Ech filozofy... chciałoby się rzec. Kolega HiKrush, chyba mogę się tak wyrazić, napisał powyższy artykuł w ramach rozrywki. Z jednej strony zamieścił, wydawałoby się, pełen głębokich treści mini epos, jednakowoż pod jego przykrywką przemycił sprytna grę słowną, która miała na celu ukazać, jak sądzę, iż nie wszystko należy traktować z taką powagą jak wygląda i brać stricte do siebie.

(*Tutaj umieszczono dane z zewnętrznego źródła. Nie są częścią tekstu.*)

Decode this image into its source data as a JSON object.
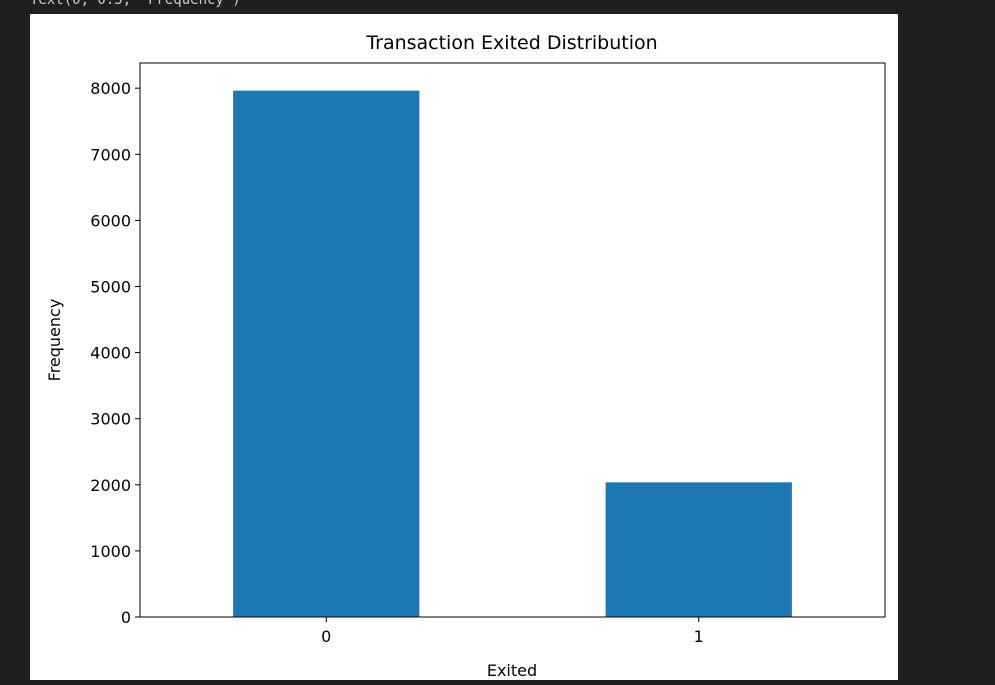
{
  "output_text": "Text(0, 0.5, 'Frequency')",
  "chart_data": {
    "type": "bar",
    "title": "Transaction Exited Distribution",
    "x_label": "Exited",
    "y_label": "Frequency",
    "categories": [
      "0",
      "1"
    ],
    "values": [
      7963,
      2037
    ],
    "color": "#1f77b4",
    "xlim": [
      -0.5,
      1.5
    ],
    "ylim": [
      0,
      8381
    ],
    "yticks": [
      0,
      1000,
      2000,
      3000,
      4000,
      5000,
      6000,
      7000,
      8000
    ],
    "grid": false
  }
}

I wszystko byłoby 'funny', gdyby nie jeden owocek, (któremu nawiasem mówiąc jestem dozgonnie wdzięczny za potraktowanie komplementem 'dzieciak' bom już chłop nie pierwszej świeżości), który znowu miast bawić się z wszystkimi, sprowadził sens dyskusji do poziomu 'ale przecież ja wcale nie powiedziałem, że ty powiedziałeś, że ja powiedziałam, że ty powiedziałeś, iż ja stwierdziłam, żeś nic nie wart'. No ludzie i ludziska. Nie traktujcie wszystkiego tak poważnie - to miał być na prawdę żart słowny:) Ktoś tu się chyba niedowartościowany strasznie czuje, że tak wszystko do siebie przykałda. HiKrush to może zamieść tu artykuł pod tytułem 'Przygotowywanie domowym sposobem bimbru na bazie moszczu z gruszek':D Służę poradą od strony technicznej;)
HiKrush, ale robisz błędy ortograficzne - pierwsze zdanie powinno się od 'ch';) Ależ mołdry arytykół:P
Obszczekiwanie było, podkulenie ogona i ewakuacja na wcześniej upatrzone pozycje również - no i mamy kundelka w komplecie... A tak na marginesie w starożytnych kulturach milczenie oznaczało zgodę;) Również pozdrawiam:)
Rumburak - jak przejdą na Islam to będzie po sprawie. Wpadnie ekipa od Obamy, pokryją osiedle napalmem, a potem kulturalnie przeproszą za swoją pomyłkę, gdyż chcieli tylko wyburzyć postawione bez zezwolenia budynki;)
'(...) po wizycie biskupa już pięciu chłopców z rodzin romskich chce zostać ministrantami...' Wow, aż pięciu!! I to bo wizycie samego biskupa tarnowskiego. Niesłychane. Poprośmy Benedykta XVI żeby odwiedził Koszary z kolędą to może nawet któryś do seminarium wstąpi... Wnioskuję, że inni chłopcy mogą zostać ministrantami, lektorami ot tak, z własnej chęci, a żeby romski został to musi go biskup specjalnie poprosić. I niech mi ktoś powie, że to nie jest pogłębianie rozdźwięku między narodowościami.